A big part of the problem is all the tooling around git (like the default github UI) which hides diffs for binary files like these pseudo-"test" files. Makes them an ideal place to hide exploit data since comparatively few people would bother opening a hex editor manually.
How many people read autoconf scripts, though? I think those filters are symptom of the larger problem that many popular C/C++ codebases have these gigantic build files which even experts try to avoid dealing with. I know why we have them but it does seem like something which might be worth reconsidering now that the tool chain is considerably more stable than it was in the 80s and 90s.
The alternatives are _better_ but still not great. build.rs is much easier to read and audit, for example, but it’s definitely still the case that people probably skim past it. I know that the Rust community has been working on things like build sandboxing and I’d expect efforts to be a lot easier there than in a mess of m4/sh where everyone is afraid to break 4 decades of prior usage.
build.rs is easier to read, but it's the tip of the iceberg when it comes to auditing.
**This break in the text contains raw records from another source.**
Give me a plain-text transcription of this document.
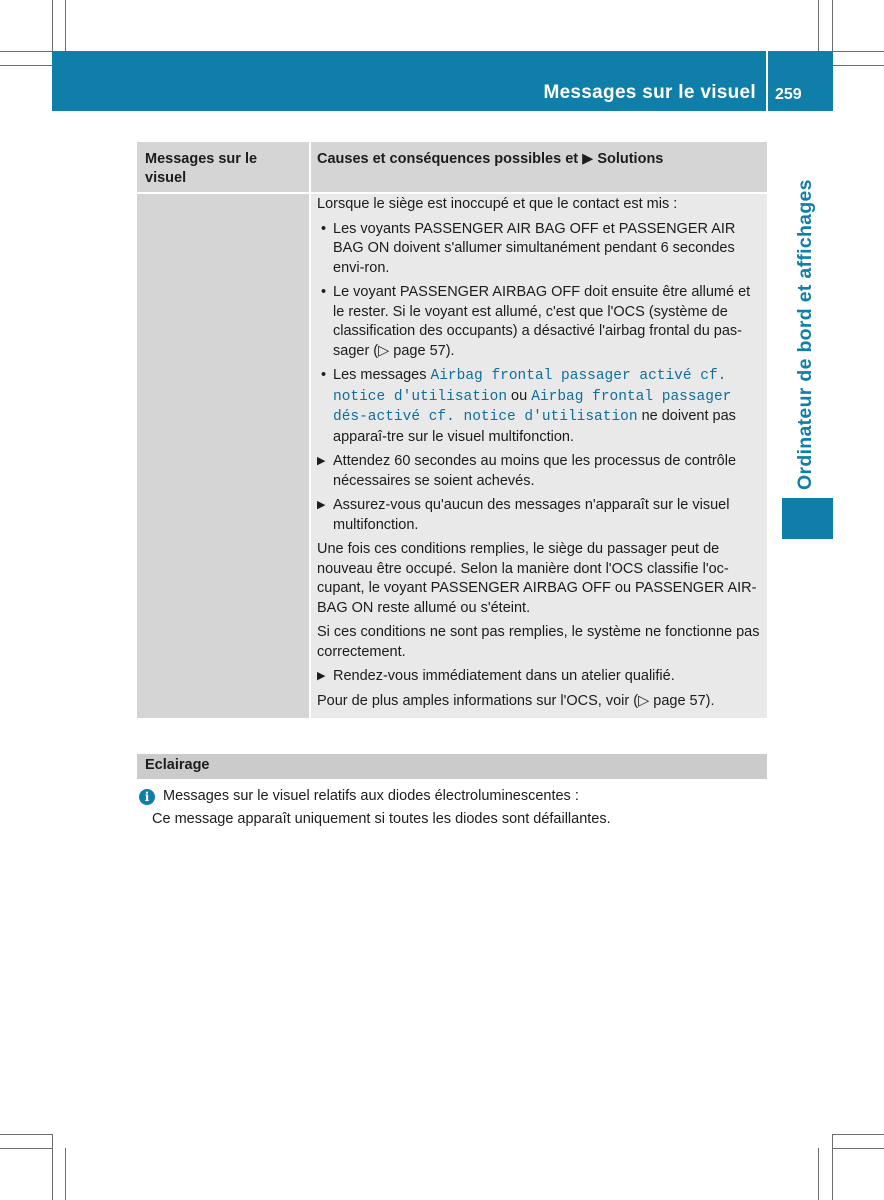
Messages sur le visuel 259
Ordinateur de bord et affichages
Messages sur le visuel
Causes et conséquences possibles et ▶ Solutions

Lorsque le siège est inoccupé et que le contact est mis :

• Les voyants PASSENGER AIR BAG OFF et PASSENGER AIR BAG ON doivent s'allumer simultanément pendant 6 secondes envi-ron.
• Le voyant PASSENGER AIRBAG OFF doit ensuite être allumé et le rester. Si le voyant est allumé, c'est que l'OCS (système de classification des occupants) a désactivé l'airbag frontal du pas-sager (▷ page 57).
• Les messages Airbag frontal passager activé cf. notice d'utilisation ou Airbag frontal passager dés-activé cf. notice d'utilisation ne doivent pas apparaî-tre sur le visuel multifonction.
▶ Attendez 60 secondes au moins que les processus de contrôle nécessaires se soient achevés.
▶ Assurez-vous qu'aucun des messages n'apparaît sur le visuel multifonction.

Une fois ces conditions remplies, le siège du passager peut de nouveau être occupé. Selon la manière dont l'OCS classifie l'oc-cupant, le voyant PASSENGER AIRBAG OFF ou PASSENGER AIR-BAG ON reste allumé ou s'éteint.

Si ces conditions ne sont pas remplies, le système ne fonctionne pas correctement.

▶ Rendez-vous immédiatement dans un atelier qualifié.

Pour de plus amples informations sur l'OCS, voir (▷ page 57).

Eclairage
i Messages sur le visuel relatifs aux diodes électroluminescentes :
Ce message apparaît uniquement si toutes les diodes sont défaillantes.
If I were to sneak in some underhanded code, I'd do it through either a dependency that is used by build.rs (not unlike what was done for xz) or a crate purporting to implement a very useful procedural macro...
I mean, autoconf is basically a set of template programs for snffing out whether a system has X symbol available to the linker. Any replacement for it would end up morphing into it over time.
We have much better tools now and much simpler support matrices, though. When this stuff was created, you had more processor architectures, compilers, operating systems, etc. and they were all much worse in terms of features and compatibility. Any C codebase in the 90s was half #ifdef blocks with comments like “DGUX lies about supporting X” or “SCO implemented Y but without option Z so we use Q instead”.
Even in binary you can see patterns. Not saying it's perfect to show binary diffs (but it is better than showing nothing) but I know even my slow mammalian brain can spot obvious human readable characters in various binary encoding formats. If I see a few in a row which doesn't make sense, why wouldn't I poke it?
This particular file was described as an archive file with corrupted data somewhere in the middle. Assuming you wanted to scroll that far through a hexdump of it, there could be pretty much any data in there without being suspicious.
You're right - the two exploit files are lzma-compressed and then deliberately corrupted using `tr`, so a hex dump wouldn't show anything immediately suspicious to a reviewer.
Is this lzma compressed? Hard to tell because of the lack of formatting, but this looks like amd64 shellcode to me.
But that's not really important to the point - I'm not looking at a diff of every committed favicon.ico or ttf font or a binary test file to make sure it doesn't contain a shellcode.
testdata should not be on the same machine as the build is done. testdata (and tests generally) aren't as well audited, and therefore shouldn't be allowed to leak into the finished product.
Sure - you want to test stuff, but that can be done with a special "test build" in it's own VM.
in this case the backdoor was hidden in a nesting doll of compressed data manipulated with head/tail and tr, even replacing byte ranges inbetween. Would've been impossible to find if you were just looking at the test fixtures.